Members of the “Sonar” election monitoring movement discovered files on Google Docs containing the personal information of Moscow voters. In a post on Facebook, the group claims that Svetlana Istomina, the head of the Social Security Administration in Moscow’s Northern Administrative District, created a Google Doc on June 27, titled “Polling Station Resource Map,” that contains information about voters who cast their ballots from home (disabled persons and others who depend on state welfare). The document also designates people responsible for “measures to mobilize resources.” The activists speculate that this is how city officials propose to mobilize the electorate for this September’s mayoral election.
“Sonar” members also say they found a list of 23,000 voters registered in the Vostochnoye Degunino District. On the spreadsheet, some names are listed “Call,” while other voters are marked “Lives in the countryside,” “Refuses to vote,” “Refuses to participate in election,” and so on.
Moscow’s City Election Commission told Meduza that it is unaware of any voters’ personal data leaking online, and it “thinks nothing” about the information uncovered by “Sonar.” Spokespeople for City Hall were unavailable for comment.

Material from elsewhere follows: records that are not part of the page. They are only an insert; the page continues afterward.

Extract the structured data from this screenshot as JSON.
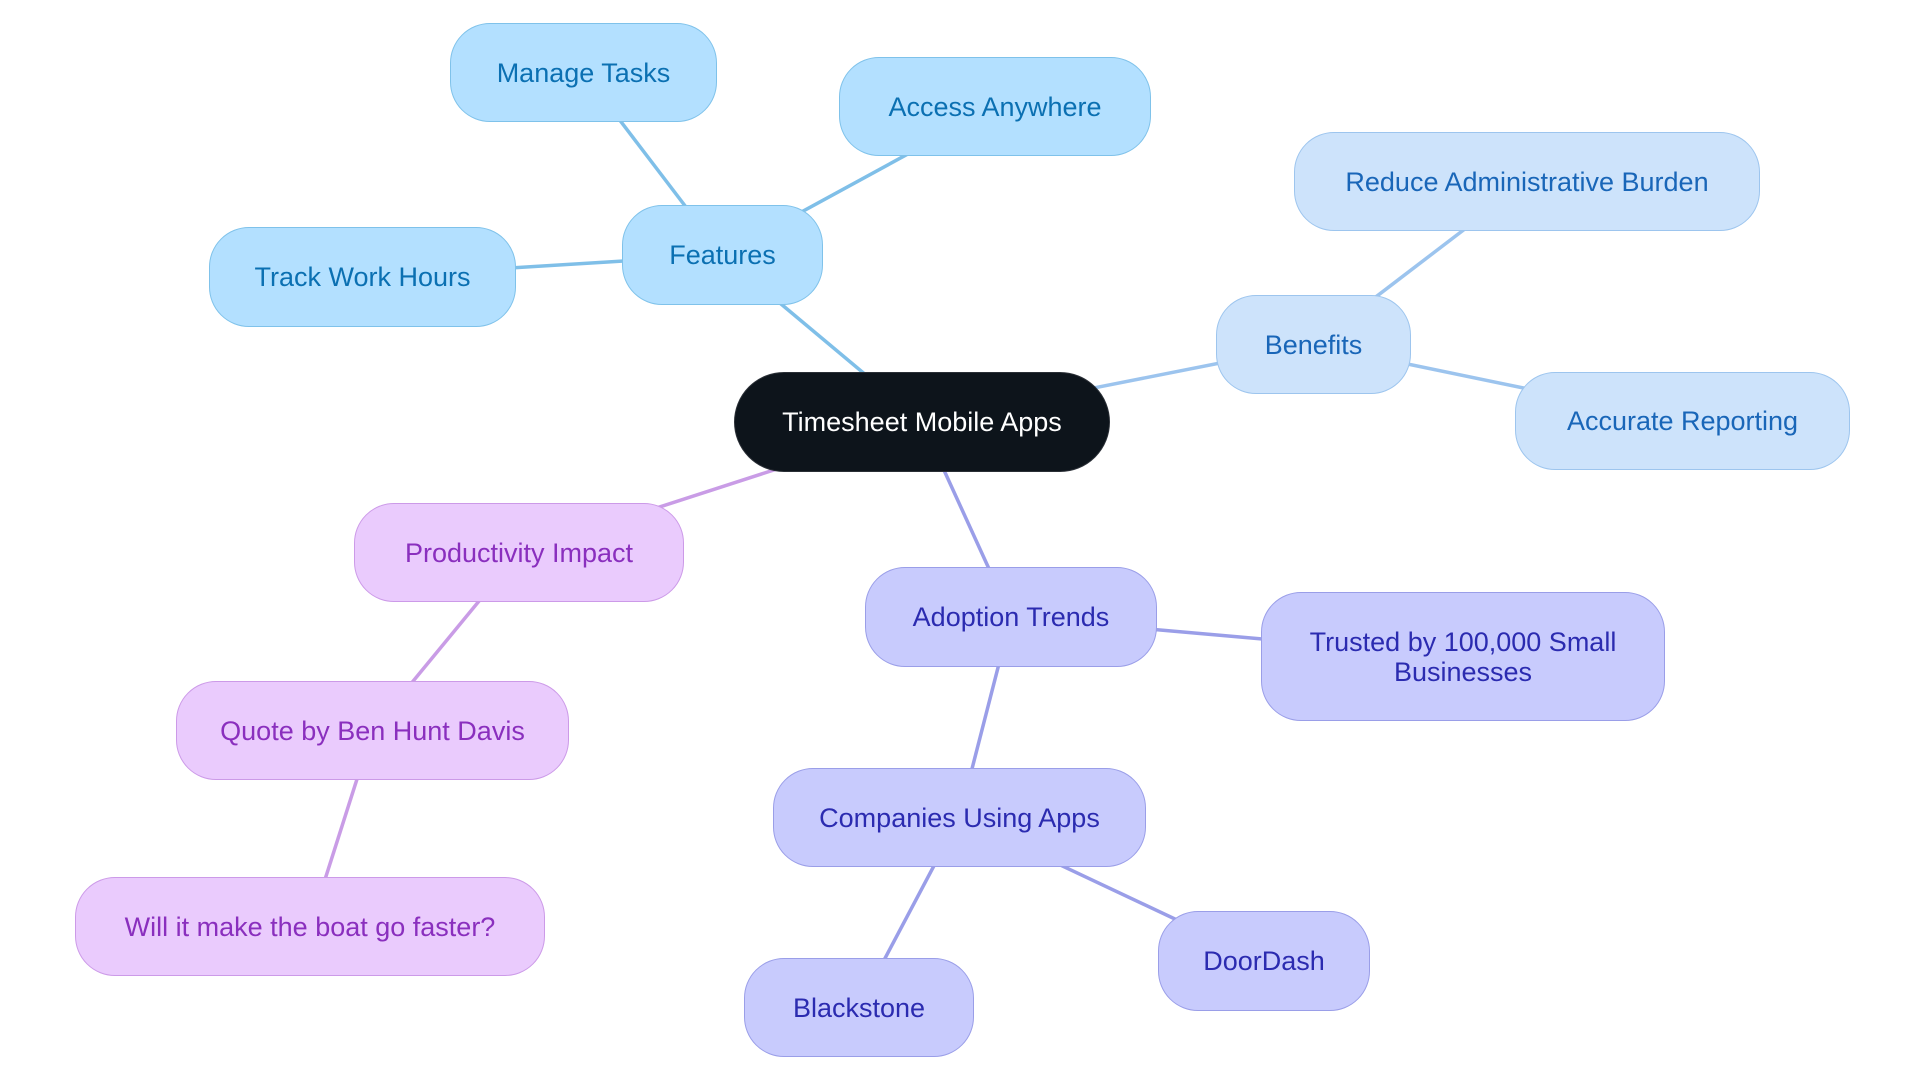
{
  "title": "Timesheet Mobile Apps",
  "colors": {
    "root_fill": "#0d141b",
    "features_fill": "#b3e0ff",
    "features_edge": "#7fbfe8",
    "benefits_fill": "#cde3fb",
    "benefits_edge": "#9cc4ee",
    "adoption_fill": "#c8cbfd",
    "adoption_edge": "#9a9ee8",
    "productivity_fill": "#eacbfd",
    "productivity_edge": "#c99ce6"
  },
  "nodes": {
    "root": "Timesheet Mobile Apps",
    "features": "Features",
    "manage_tasks": "Manage Tasks",
    "access_anywhere": "Access Anywhere",
    "track_work_hours": "Track Work Hours",
    "benefits": "Benefits",
    "reduce_burden": "Reduce Administrative Burden",
    "accurate_reporting": "Accurate Reporting",
    "productivity": "Productivity Impact",
    "quote": "Quote by Ben Hunt Davis",
    "boat": "Will it make the boat go faster?",
    "adoption": "Adoption Trends",
    "trusted_line1": "Trusted by 100,000 Small",
    "trusted_line2": "Businesses",
    "companies": "Companies Using Apps",
    "doordash": "DoorDash",
    "blackstone": "Blackstone"
  },
  "edges": [
    {
      "from": "root",
      "to": "features",
      "branch": "features"
    },
    {
      "from": "features",
      "to": "manage_tasks",
      "branch": "features"
    },
    {
      "from": "features",
      "to": "access_anywhere",
      "branch": "features"
    },
    {
      "from": "features",
      "to": "track_work_hours",
      "branch": "features"
    },
    {
      "from": "root",
      "to": "benefits",
      "branch": "benefits"
    },
    {
      "from": "benefits",
      "to": "reduce_burden",
      "branch": "benefits"
    },
    {
      "from": "benefits",
      "to": "accurate_reporting",
      "branch": "benefits"
    },
    {
      "from": "root",
      "to": "productivity",
      "branch": "productivity"
    },
    {
      "from": "productivity",
      "to": "quote",
      "branch": "productivity"
    },
    {
      "from": "quote",
      "to": "boat",
      "branch": "productivity"
    },
    {
      "from": "root",
      "to": "adoption",
      "branch": "adoption"
    },
    {
      "from": "adoption",
      "to": "trusted",
      "branch": "adoption"
    },
    {
      "from": "adoption",
      "to": "companies",
      "branch": "adoption"
    },
    {
      "from": "companies",
      "to": "doordash",
      "branch": "adoption"
    },
    {
      "from": "companies",
      "to": "blackstone",
      "branch": "adoption"
    }
  ]
}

Ekho Moskvy columnist Alexander Plushev discovered a Google spreadsheet tracking negative comments made about speeches by Galina Panina, the public relations director for the Russian branch of the home improvement and gardening retailer “Leroy Merlin.”
Plushev guessed that the document is part of a PR campaign against Panina. Spokespeople for Leroy Merlin later confirmed the spreadsheet’s authenticity, explaining that the company was tracking negative comments for its own analytical purposes.

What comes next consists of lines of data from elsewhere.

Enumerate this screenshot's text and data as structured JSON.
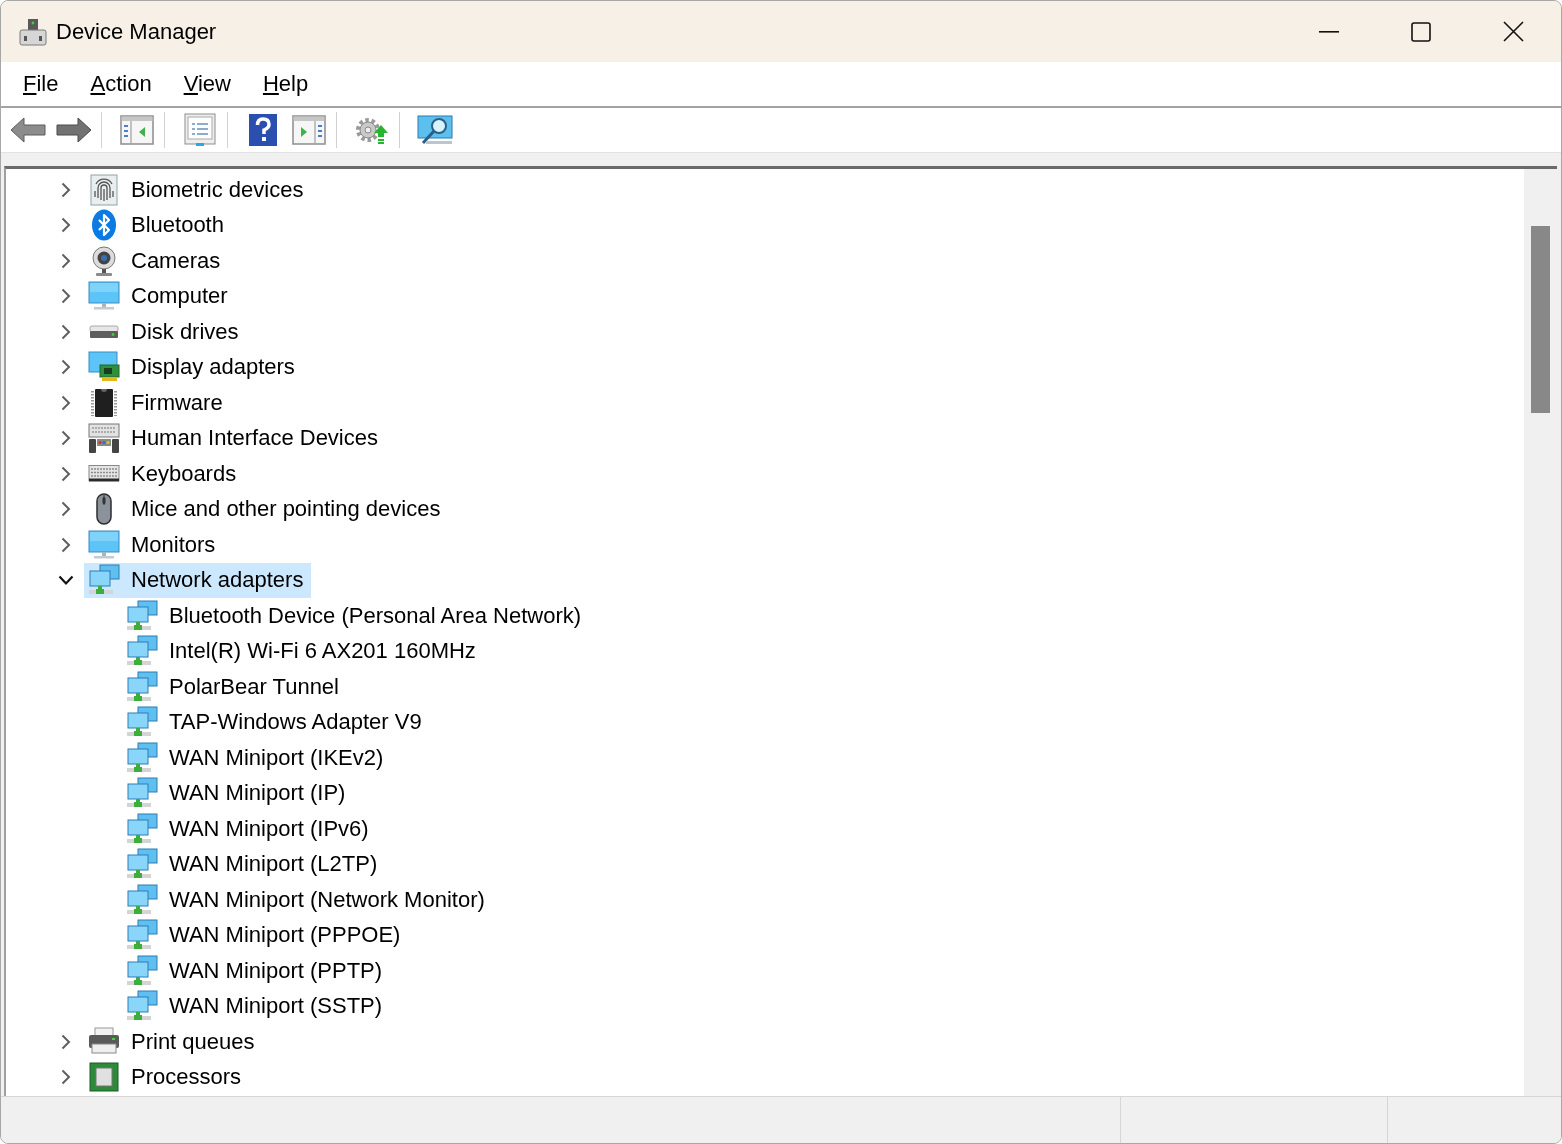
{
  "window": {
    "title": "Device Manager"
  },
  "menu": [
    "File",
    "Action",
    "View",
    "Help"
  ],
  "tree": {
    "items": [
      {
        "label": "Biometric devices",
        "kind": "fingerprint",
        "expanded": false,
        "selected": false
      },
      {
        "label": "Bluetooth",
        "kind": "bluetooth",
        "expanded": false,
        "selected": false
      },
      {
        "label": "Cameras",
        "kind": "camera",
        "expanded": false,
        "selected": false
      },
      {
        "label": "Computer",
        "kind": "computer",
        "expanded": false,
        "selected": false
      },
      {
        "label": "Disk drives",
        "kind": "disk",
        "expanded": false,
        "selected": false
      },
      {
        "label": "Display adapters",
        "kind": "display",
        "expanded": false,
        "selected": false
      },
      {
        "label": "Firmware",
        "kind": "chip",
        "expanded": false,
        "selected": false
      },
      {
        "label": "Human Interface Devices",
        "kind": "hid",
        "expanded": false,
        "selected": false
      },
      {
        "label": "Keyboards",
        "kind": "keyboard",
        "expanded": false,
        "selected": false
      },
      {
        "label": "Mice and other pointing devices",
        "kind": "mouse",
        "expanded": false,
        "selected": false
      },
      {
        "label": "Monitors",
        "kind": "monitor",
        "expanded": false,
        "selected": false
      },
      {
        "label": "Network adapters",
        "kind": "network",
        "expanded": true,
        "selected": true,
        "children": [
          {
            "label": "Bluetooth Device (Personal Area Network)",
            "kind": "network",
            "selected": false
          },
          {
            "label": "Intel(R) Wi-Fi 6 AX201 160MHz",
            "kind": "network",
            "selected": false
          },
          {
            "label": "PolarBear Tunnel",
            "kind": "network",
            "selected": false
          },
          {
            "label": "TAP-Windows Adapter V9",
            "kind": "network",
            "selected": false
          },
          {
            "label": "WAN Miniport (IKEv2)",
            "kind": "network",
            "selected": false
          },
          {
            "label": "WAN Miniport (IP)",
            "kind": "network",
            "selected": false
          },
          {
            "label": "WAN Miniport (IPv6)",
            "kind": "network",
            "selected": false
          },
          {
            "label": "WAN Miniport (L2TP)",
            "kind": "network",
            "selected": false
          },
          {
            "label": "WAN Miniport (Network Monitor)",
            "kind": "network",
            "selected": false
          },
          {
            "label": "WAN Miniport (PPPOE)",
            "kind": "network",
            "selected": false
          },
          {
            "label": "WAN Miniport (PPTP)",
            "kind": "network",
            "selected": false
          },
          {
            "label": "WAN Miniport (SSTP)",
            "kind": "network",
            "selected": false
          }
        ]
      },
      {
        "label": "Print queues",
        "kind": "printer",
        "expanded": false,
        "selected": false
      },
      {
        "label": "Processors",
        "kind": "processor",
        "expanded": false,
        "selected": false
      }
    ]
  }
}
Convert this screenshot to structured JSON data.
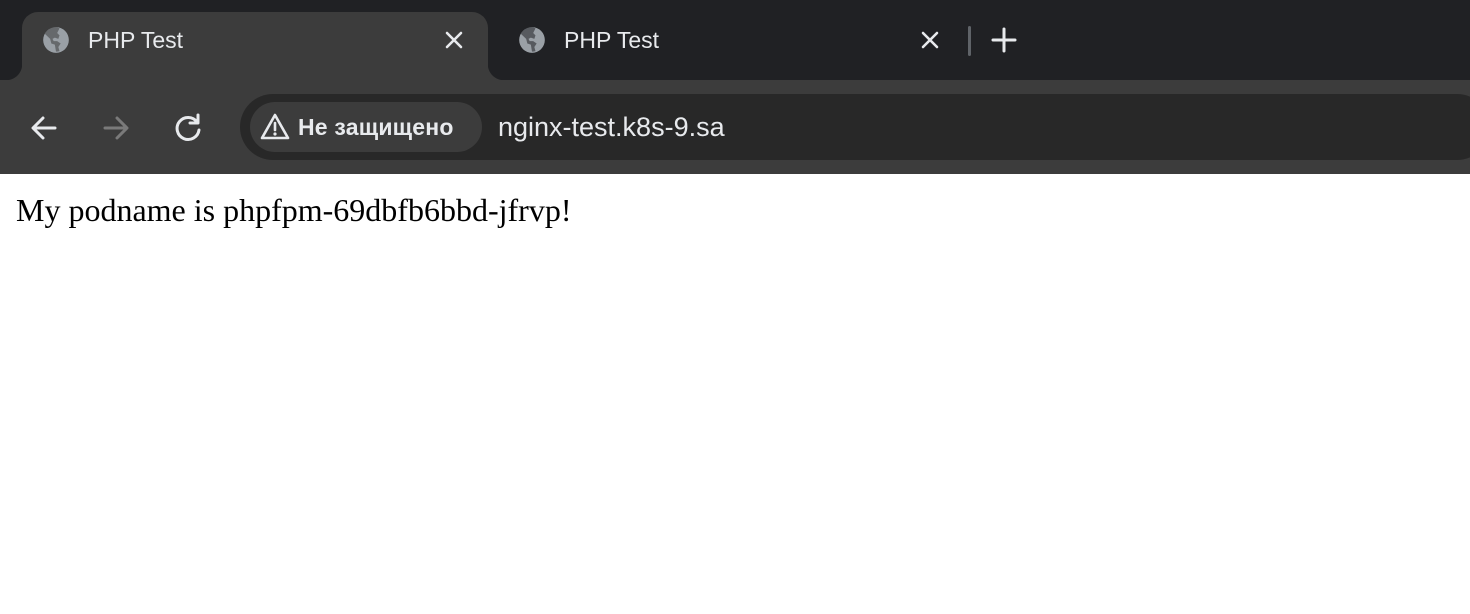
{
  "browser": {
    "tabs": [
      {
        "title": "PHP Test",
        "active": true,
        "favicon": "globe-icon"
      },
      {
        "title": "PHP Test",
        "active": false,
        "favicon": "globe-icon"
      }
    ],
    "new_tab_icon": "plus-icon",
    "toolbar": {
      "back_icon": "arrow-left-icon",
      "forward_icon": "arrow-right-icon",
      "reload_icon": "reload-icon",
      "security_label": "Не защищено",
      "security_icon": "warning-triangle-icon",
      "url": "nginx-test.k8s-9.sa"
    },
    "colors": {
      "tabstrip": "#202124",
      "toolbar": "#3c3c3c",
      "omnibox": "#282828",
      "text_light": "#e8eaed",
      "icon_disabled": "#7a7a7a"
    }
  },
  "page": {
    "body_text": "My podname is phpfpm-69dbfb6bbd-jfrvp!"
  }
}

Ilya Varlamov says he found a report compiled by officials in Yekaterinburg detailing a retaliatory campaign against him in response to his blog posts criticizing the city’s landscape and urban development. The document apparently calls for planted stories published under the name of “a local resident and blogger” in praise of the city’s parks and streets. Conversely, city officials also allegedly wanted to plant social media posts pinning Yekaterinburg’s problems on former Mayor Evgeny Roizman, amplifying the message that “populists” elected to office are ineffective managers who “can’t sustain the city economy or major federal projects.”
A spokesperson for Yekaterinburg City Hall told Meduza that the document shared by Varlamov is a fake, insisting that “the city doesn’t work in Google Docs due to security requirements.”
The website Znak.com speculates that this spreadsheet could be part of a manual distributed to professional trolls who are paid to write comments on social media in support of the Russian government.